Le SOPK est un trouble endocrinien et métabolique courant qui touche 6 à 10 % des femmes en âge de procréer. Elle se manifeste principalement par une hyperandrogénie, une résistance à l'insuline, une hyperinsulinémie compensatoire, un dysfonctionnement ovulatoire et des modifications des ovaires polykystiques, conduisant à une anovulation. La principale cause de l'infertilité sexuelle. La cause du SOPK reste floue et sa physiopathologie et ses mécanismes internes sont complexes.
Actuellement, les traitements du SOPK se concentrent principalement sur la gestion des symptômes plutôt que sur le traitement de la maladie elle-même. Les méthodes de traitement varient en fonction des besoins des patients et des conditions spécifiques et visent principalement à soulager les symptômes cliniques et à résoudre les problèmes de fertilité. Par exemple, le létrozole, un inhibiteur de l'aromatase, favorise l'ovulation mais n'a aucun effet évident sur un taux élevé d'insuline. Par conséquent, le développement de nouvelles stratégies de traitement pourrait conduire à de meilleurs résultats thérapeutiques et à moins d’effets secondaires pour les patients atteints du SOPK.

L'agripaume est depuis longtemps largement utilisée en Chine et dans d'autres pays asiatiques pour soulager les affections gynécologiques caractérisées par un déséquilibre en œstrogènes. En tant qu'herbe unique la plus couramment utilisée pour le traitement du SOPK, des études ont prouvé qu'elle peut augmenter considérablement le taux de guérison, améliorer les taux sériques de facteurs inflammatoires et de facteurs associés et produire moins d'effets indésirables chez les patients atteints du SOPK traités par clomifène. Cependant, la composition chimique et les mécanismes sous-jacents par lesquels cette plante présente des effets bénéfiques sur les conditions gynécologiques ne sont pas entièrement compris.

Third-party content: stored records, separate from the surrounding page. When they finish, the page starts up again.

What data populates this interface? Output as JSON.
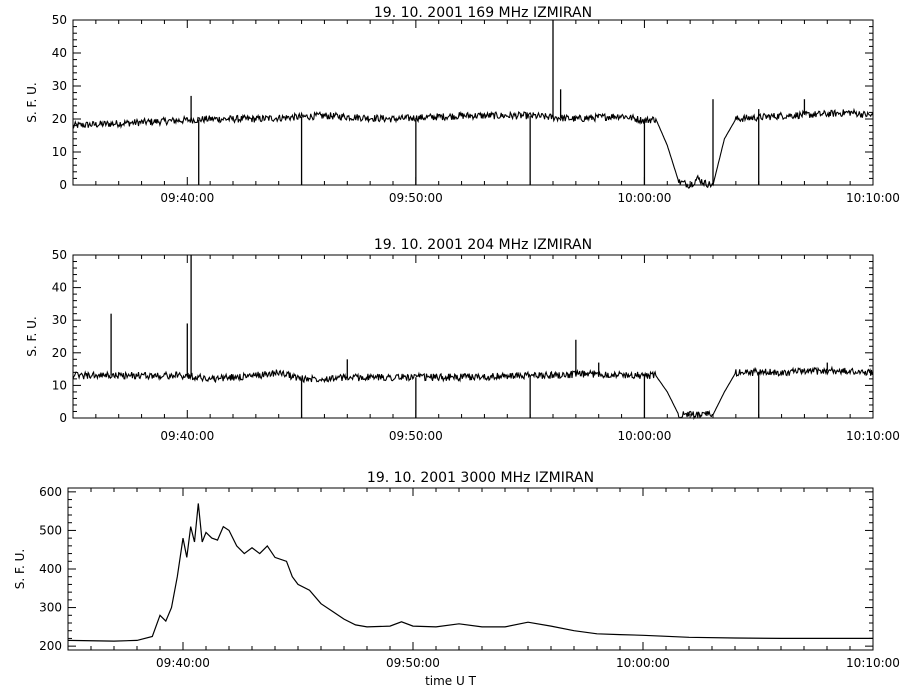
{
  "chart_data": [
    {
      "type": "line",
      "title": "19.  10.  2001    169  MHz    IZMIRAN",
      "xlabel": "",
      "ylabel": "S.  F.  U.",
      "xlim": [
        "09:35:00",
        "10:10:00"
      ],
      "ylim": [
        0,
        50
      ],
      "yticks": [
        0,
        10,
        20,
        30,
        40,
        50
      ],
      "xticks": [
        "09:40:00",
        "09:50:00",
        "10:00:00",
        "10:10:00"
      ],
      "grid": false,
      "series": [
        {
          "baseline": [
            [
              "09:35:00",
              18
            ],
            [
              "09:38:00",
              19
            ],
            [
              "09:41:00",
              20
            ],
            [
              "09:43:00",
              20
            ],
            [
              "09:46:00",
              21
            ],
            [
              "09:49:00",
              20
            ],
            [
              "09:52:00",
              21
            ],
            [
              "09:55:00",
              21
            ],
            [
              "09:57:00",
              20
            ],
            [
              "09:59:00",
              21
            ],
            [
              "10:00:00",
              19.5
            ],
            [
              "10:00:30",
              20
            ],
            [
              "10:01:00",
              12
            ],
            [
              "10:01:30",
              1
            ],
            [
              "10:02:00",
              0
            ],
            [
              "10:02:20",
              2
            ],
            [
              "10:02:40",
              0.5
            ],
            [
              "10:03:00",
              0
            ],
            [
              "10:03:30",
              14
            ],
            [
              "10:04:00",
              20
            ],
            [
              "10:06:00",
              21
            ],
            [
              "10:08:00",
              21.5
            ],
            [
              "10:09:00",
              22
            ],
            [
              "10:10:00",
              21
            ]
          ],
          "spikes": [
            [
              "09:40:10",
              27
            ],
            [
              "09:56:00",
              50
            ],
            [
              "09:56:20",
              29
            ],
            [
              "10:03:00",
              26
            ],
            [
              "10:05:00",
              23
            ],
            [
              "10:07:00",
              26
            ]
          ],
          "dips": [
            [
              "09:40:30",
              0
            ],
            [
              "09:45:00",
              0
            ],
            [
              "09:50:00",
              0
            ],
            [
              "09:55:00",
              0
            ],
            [
              "10:00:00",
              0
            ],
            [
              "10:05:00",
              0
            ]
          ]
        }
      ]
    },
    {
      "type": "line",
      "title": "19.  10.  2001    204  MHz    IZMIRAN",
      "xlabel": "",
      "ylabel": "S.  F.  U.",
      "xlim": [
        "09:35:00",
        "10:10:00"
      ],
      "ylim": [
        0,
        50
      ],
      "yticks": [
        0,
        10,
        20,
        30,
        40,
        50
      ],
      "xticks": [
        "09:40:00",
        "09:50:00",
        "10:00:00",
        "10:10:00"
      ],
      "grid": false,
      "series": [
        {
          "baseline": [
            [
              "09:35:00",
              13
            ],
            [
              "09:38:00",
              13
            ],
            [
              "09:40:00",
              13
            ],
            [
              "09:41:00",
              12
            ],
            [
              "09:43:00",
              13
            ],
            [
              "09:44:00",
              14
            ],
            [
              "09:45:00",
              12
            ],
            [
              "09:48:00",
              12.5
            ],
            [
              "09:52:00",
              12.5
            ],
            [
              "09:55:00",
              13
            ],
            [
              "09:58:00",
              13.5
            ],
            [
              "10:00:00",
              13
            ],
            [
              "10:00:30",
              13
            ],
            [
              "10:01:00",
              8
            ],
            [
              "10:01:30",
              1
            ],
            [
              "10:02:30",
              1
            ],
            [
              "10:03:00",
              1
            ],
            [
              "10:03:30",
              8
            ],
            [
              "10:04:00",
              14
            ],
            [
              "10:06:00",
              14
            ],
            [
              "10:08:00",
              14.5
            ],
            [
              "10:10:00",
              14
            ]
          ],
          "spikes": [
            [
              "09:36:40",
              32
            ],
            [
              "09:40:00",
              29
            ],
            [
              "09:40:10",
              50
            ],
            [
              "09:47:00",
              18
            ],
            [
              "09:57:00",
              24
            ],
            [
              "09:58:00",
              17
            ],
            [
              "10:08:00",
              17
            ]
          ],
          "dips": [
            [
              "09:45:00",
              0
            ],
            [
              "09:50:00",
              0
            ],
            [
              "09:55:00",
              0
            ],
            [
              "10:00:00",
              0
            ],
            [
              "10:05:00",
              0
            ]
          ]
        }
      ]
    },
    {
      "type": "line",
      "title": "19.  10.  2001    3000  MHz    IZMIRAN",
      "xlabel": "time    U  T",
      "ylabel": "S.  F.  U.",
      "xlim": [
        "09:35:00",
        "10:10:00"
      ],
      "ylim": [
        190,
        610
      ],
      "yticks": [
        200,
        300,
        400,
        500,
        600
      ],
      "xticks": [
        "09:40:00",
        "09:50:00",
        "10:00:00",
        "10:10:00"
      ],
      "grid": false,
      "series": [
        {
          "points": [
            [
              "09:35:00",
              215
            ],
            [
              "09:37:00",
              213
            ],
            [
              "09:38:00",
              215
            ],
            [
              "09:38:40",
              225
            ],
            [
              "09:39:00",
              280
            ],
            [
              "09:39:15",
              265
            ],
            [
              "09:39:30",
              300
            ],
            [
              "09:39:45",
              380
            ],
            [
              "09:40:00",
              480
            ],
            [
              "09:40:10",
              430
            ],
            [
              "09:40:20",
              510
            ],
            [
              "09:40:30",
              470
            ],
            [
              "09:40:40",
              570
            ],
            [
              "09:40:50",
              470
            ],
            [
              "09:41:00",
              495
            ],
            [
              "09:41:15",
              480
            ],
            [
              "09:41:30",
              475
            ],
            [
              "09:41:45",
              510
            ],
            [
              "09:42:00",
              500
            ],
            [
              "09:42:20",
              460
            ],
            [
              "09:42:40",
              440
            ],
            [
              "09:43:00",
              455
            ],
            [
              "09:43:20",
              440
            ],
            [
              "09:43:40",
              460
            ],
            [
              "09:44:00",
              430
            ],
            [
              "09:44:30",
              420
            ],
            [
              "09:44:45",
              380
            ],
            [
              "09:45:00",
              360
            ],
            [
              "09:45:30",
              345
            ],
            [
              "09:46:00",
              310
            ],
            [
              "09:46:30",
              290
            ],
            [
              "09:47:00",
              270
            ],
            [
              "09:47:30",
              255
            ],
            [
              "09:48:00",
              250
            ],
            [
              "09:49:00",
              252
            ],
            [
              "09:49:30",
              263
            ],
            [
              "09:50:00",
              252
            ],
            [
              "09:51:00",
              250
            ],
            [
              "09:52:00",
              258
            ],
            [
              "09:53:00",
              250
            ],
            [
              "09:54:00",
              250
            ],
            [
              "09:55:00",
              262
            ],
            [
              "09:56:00",
              252
            ],
            [
              "09:57:00",
              240
            ],
            [
              "09:58:00",
              232
            ],
            [
              "09:59:00",
              230
            ],
            [
              "10:00:00",
              228
            ],
            [
              "10:02:00",
              223
            ],
            [
              "10:04:00",
              221
            ],
            [
              "10:06:00",
              220
            ],
            [
              "10:08:00",
              220
            ],
            [
              "10:10:00",
              220
            ]
          ]
        }
      ]
    }
  ]
}
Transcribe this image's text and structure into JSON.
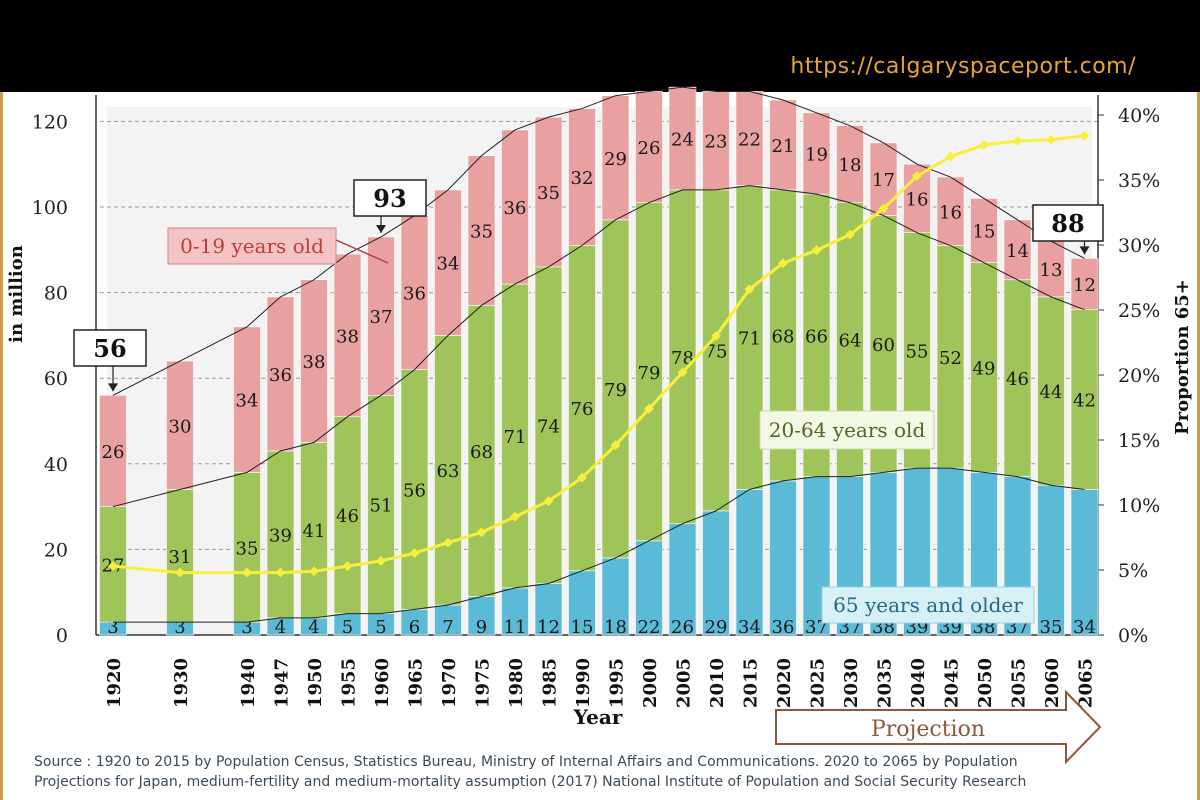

L'équipe de recherche a découvert grâce à des études que la lutéoline et son analogue lutéoline -7-éther méthylique dans l'agripaume peuvent inhiber efficacement la biosynthèse des œstrogènes induite par l'hormone folliculo-stimulante (FSH) dans les cellules de la granulosa ovarienne humaine. Cet effet est obtenu en réduisant l'expression de l'aromatase médiée par la protéine de liaison à l'élément de réponse AMPc (CREB).
L'étude a également révélé pour la première fois que le locus 2 de progression tumorale (TPL2) est impliqué dans la régulation de la biosynthèse des œstrogènes médiée par l'aromatase, et que la lutéoline et l'éther méthylique de la lutéoline-7-agissent directement sur les cellules. TPL2 inhibe la protéine kinase kinase 3 activée par les mitogènes. /6 (MKK3/6)-p38 signalisation de la voie MAPK-CREB, réduisant ainsi l'expression de l'aromatase et la biosynthèse des œstrogènes dans les cellules de la granulosa ovarienne.
De plus, la lutéoline et l'éther méthylique de lutéoline-7- peuvent soulager efficacement les symptômes chez les souris SOPK, réduire les niveaux d'androgènes, réduire le nombre de follicules kystiques, réduire les niveaux d'insuline et favoriser l'ovulation. Ces résultats suggèrent que la lutéoline et l'éther méthylique de lutéoline -7- ont le potentiel de devenir de nouveaux agents thérapeutiques pour le traitement du SOPK.